In the case of both datasets, all data is normalized by 90 minutes. Meaning, all count variables such as goals, shots etc. are on a per 90 basis as opposed to being on a regular scale. In the first dataset, the target variable will either be assists per 90 or expected assists per 90. In the second, the target variable will either be goals per 90 or expected goals per 90. Here are some helpful definitions:

- Expected Goals (xG) is a metric that estimates the probability of a given shot resulting in a goal based on various factors like shot angle, distance from goal etc.
- Expected Assists (xA) estimates the likelihood that a given pass will become an assist, based on factors like pass location, type, and receiving player's position.

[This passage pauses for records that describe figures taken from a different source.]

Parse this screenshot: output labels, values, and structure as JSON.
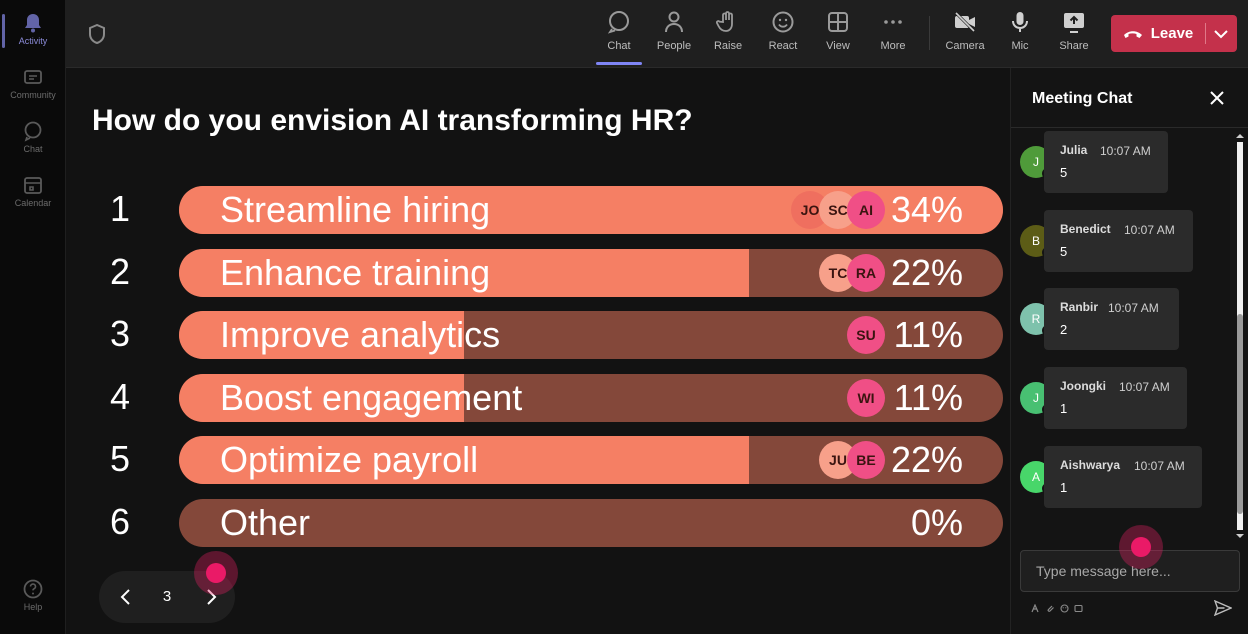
{
  "rail": {
    "items": [
      {
        "label": "Activity",
        "icon": "bell-icon"
      },
      {
        "label": "Community",
        "icon": "community-icon"
      },
      {
        "label": "Chat",
        "icon": "chat-icon"
      },
      {
        "label": "Calendar",
        "icon": "calendar-icon"
      }
    ],
    "help": "Help"
  },
  "toolbar": {
    "chat": "Chat",
    "people": "People",
    "raise": "Raise",
    "react": "React",
    "view": "View",
    "more": "More",
    "camera": "Camera",
    "mic": "Mic",
    "share": "Share",
    "leave": "Leave"
  },
  "poll": {
    "question": "How do you envision AI transforming HR?",
    "options": [
      {
        "num": "1",
        "label": "Streamline hiring",
        "pct": "34%",
        "fill": 1.0,
        "avatars": [
          "JO",
          "SC",
          "AI"
        ]
      },
      {
        "num": "2",
        "label": "Enhance training",
        "pct": "22%",
        "fill": 0.692,
        "avatars": [
          "TC",
          "RA"
        ]
      },
      {
        "num": "3",
        "label": "Improve analytics",
        "pct": "11%",
        "fill": 0.346,
        "avatars": [
          "SU"
        ]
      },
      {
        "num": "4",
        "label": "Boost engagement",
        "pct": "11%",
        "fill": 0.346,
        "avatars": [
          "WI"
        ]
      },
      {
        "num": "5",
        "label": "Optimize payroll",
        "pct": "22%",
        "fill": 0.692,
        "avatars": [
          "JU",
          "BE"
        ]
      },
      {
        "num": "6",
        "label": "Other",
        "pct": "0%",
        "fill": 0.0,
        "avatars": []
      }
    ],
    "page": "3"
  },
  "chat": {
    "title": "Meeting Chat",
    "messages": [
      {
        "initial": "J",
        "name": "Julia",
        "time": "10:07 AM",
        "text": "5",
        "color": "#4f9b3a"
      },
      {
        "initial": "B",
        "name": "Benedict",
        "time": "10:07 AM",
        "text": "5",
        "color": "#5c5c16"
      },
      {
        "initial": "R",
        "name": "Ranbir",
        "time": "10:07 AM",
        "text": "2",
        "color": "#7ec2ac"
      },
      {
        "initial": "J",
        "name": "Joongki",
        "time": "10:07 AM",
        "text": "1",
        "color": "#48c072"
      },
      {
        "initial": "A",
        "name": "Aishwarya",
        "time": "10:07 AM",
        "text": "1",
        "color": "#48d66a"
      }
    ],
    "input_placeholder": "Type message here..."
  },
  "colors": {
    "bar_fill": "#f57f64",
    "bar_track": "#84483a",
    "leave": "#c4314b",
    "accent": "#7f85f5"
  }
}
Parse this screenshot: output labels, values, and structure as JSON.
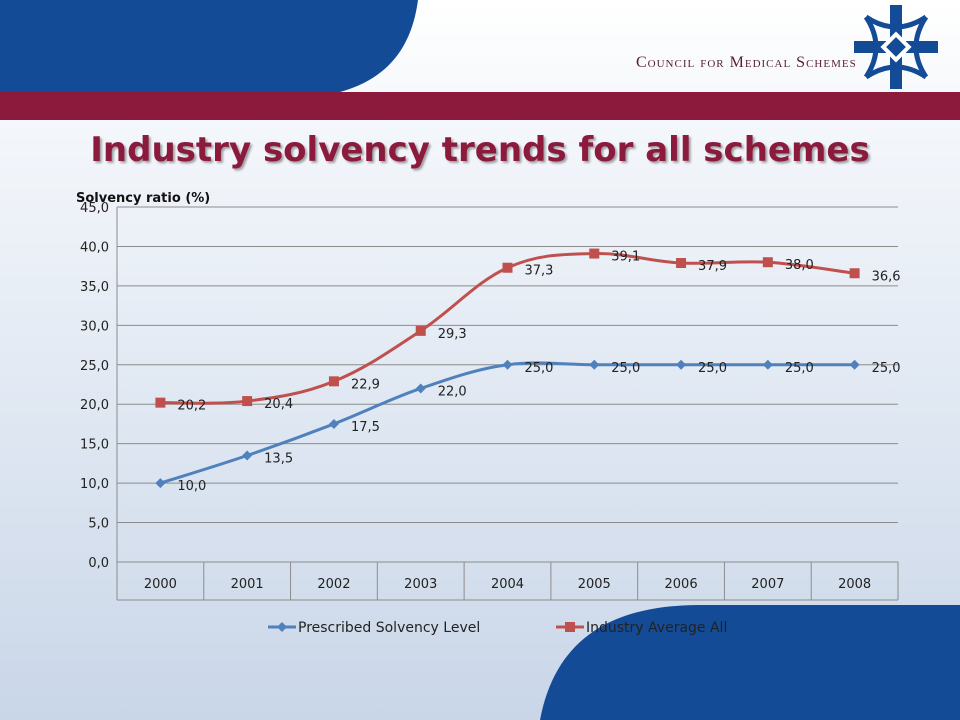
{
  "header": {
    "logo_text": "Council for Medical Schemes",
    "colors": {
      "brand_blue": "#144b96",
      "brand_maroon": "#8b1a3c"
    }
  },
  "slide": {
    "title": "Industry solvency trends for all schemes"
  },
  "chart_data": {
    "type": "line",
    "title": "",
    "xlabel": "",
    "ylabel": "Solvency ratio (%)",
    "categories": [
      "2000",
      "2001",
      "2002",
      "2003",
      "2004",
      "2005",
      "2006",
      "2007",
      "2008"
    ],
    "ylim": [
      0,
      45
    ],
    "yticks": [
      "0,0",
      "5,0",
      "10,0",
      "15,0",
      "20,0",
      "25,0",
      "30,0",
      "35,0",
      "40,0",
      "45,0"
    ],
    "grid": true,
    "legend_position": "bottom",
    "series": [
      {
        "name": "Prescribed Solvency Level",
        "color": "#4f81bd",
        "marker": "diamond",
        "values": [
          10.0,
          13.5,
          17.5,
          22.0,
          25.0,
          25.0,
          25.0,
          25.0,
          25.0
        ],
        "labels": [
          "10,0",
          "13,5",
          "17,5",
          "22,0",
          "25,0",
          "25,0",
          "25,0",
          "25,0",
          "25,0"
        ]
      },
      {
        "name": "Industry Average All",
        "color": "#c0504d",
        "marker": "square",
        "values": [
          20.2,
          20.4,
          22.9,
          29.3,
          37.3,
          39.1,
          37.9,
          38.0,
          36.6
        ],
        "labels": [
          "20,2",
          "20,4",
          "22,9",
          "29,3",
          "37,3",
          "39,1",
          "37,9",
          "38,0",
          "36,6"
        ]
      }
    ]
  }
}
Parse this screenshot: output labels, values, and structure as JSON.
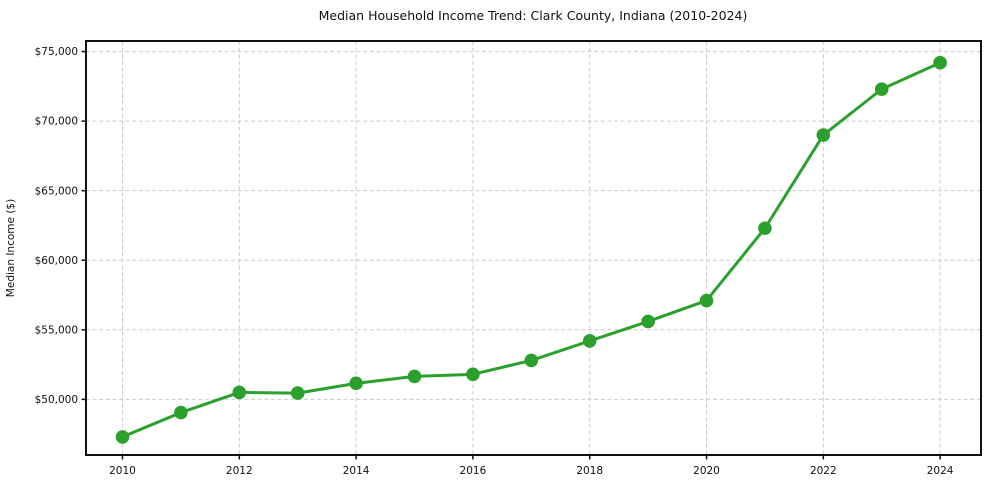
{
  "chart_data": {
    "type": "line",
    "title": "Median Household Income Trend: Clark County, Indiana (2010-2024)",
    "xlabel": "",
    "ylabel": "Median Income ($)",
    "x": [
      2010,
      2011,
      2012,
      2013,
      2014,
      2015,
      2016,
      2017,
      2018,
      2019,
      2020,
      2021,
      2022,
      2023,
      2024
    ],
    "series": [
      {
        "name": "Median Household Income",
        "values": [
          47300,
          49050,
          50500,
          50450,
          51150,
          51650,
          51800,
          52800,
          54200,
          55600,
          57100,
          62300,
          69000,
          72300,
          74200
        ]
      }
    ],
    "x_ticks": [
      2010,
      2012,
      2014,
      2016,
      2018,
      2020,
      2022,
      2024
    ],
    "x_tick_labels": [
      "2010",
      "2012",
      "2014",
      "2016",
      "2018",
      "2020",
      "2022",
      "2024"
    ],
    "y_ticks": [
      50000,
      55000,
      60000,
      65000,
      70000,
      75000
    ],
    "y_tick_labels": [
      "$50,000",
      "$55,000",
      "$60,000",
      "$65,000",
      "$70,000",
      "$75,000"
    ],
    "xlim": [
      2009.375,
      2024.7
    ],
    "ylim": [
      46000,
      75760
    ],
    "grid": true,
    "legend": "none",
    "colors": {
      "line": "#2ca02c",
      "marker": "#2ca02c",
      "grid": "#cbcbcb",
      "frame": "#111111",
      "text": "#111111",
      "background": "#ffffff"
    }
  }
}
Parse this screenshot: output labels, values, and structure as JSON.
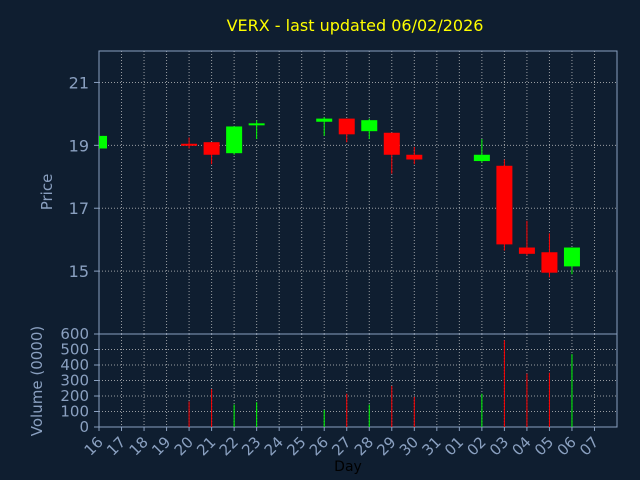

In our datasets, xG and xA per 90 represent the sum of the probability values assigned to each shot/pass made by the player over the course of 90 minutes. In the frequentist approach, the model is unlikely to be very different depending on which target variable is chosen.

To build the frequentist model, we look to identify sources of multicollinearity (which are very likely to be present in both datasets). Given the large number of predictor variables, reducing the number would help prevent overfitting on the data. Stepwise forward selection can be used to identify the best set of predictor variables to use for the model. 

I am looking to explore the different Bayesian models that can be built for this data. We can use the Poisson distribution for modeling goals and assists per 90 minutes if the the mean and variance of these counts are roughly equal. If there's evidence of overdispersion, the Negative Binomial distribution is a better choice as it can handle the extra variability. Given that some players have very low (sometimes 0) goals and assists per 90, this can end up making the poisson distribution unsuitable. We can determine the more suitable prior distribution after carrying out the exploratory data analysis.

For xG and xA, which are continuous rather than count variables and represent aggregated probabilities rather than counts, we can use a normal distribution as the model's likelihood. This can be suitable given that the data is normalized per 90 minutes and may approximate a normal distribution in the variability and mean.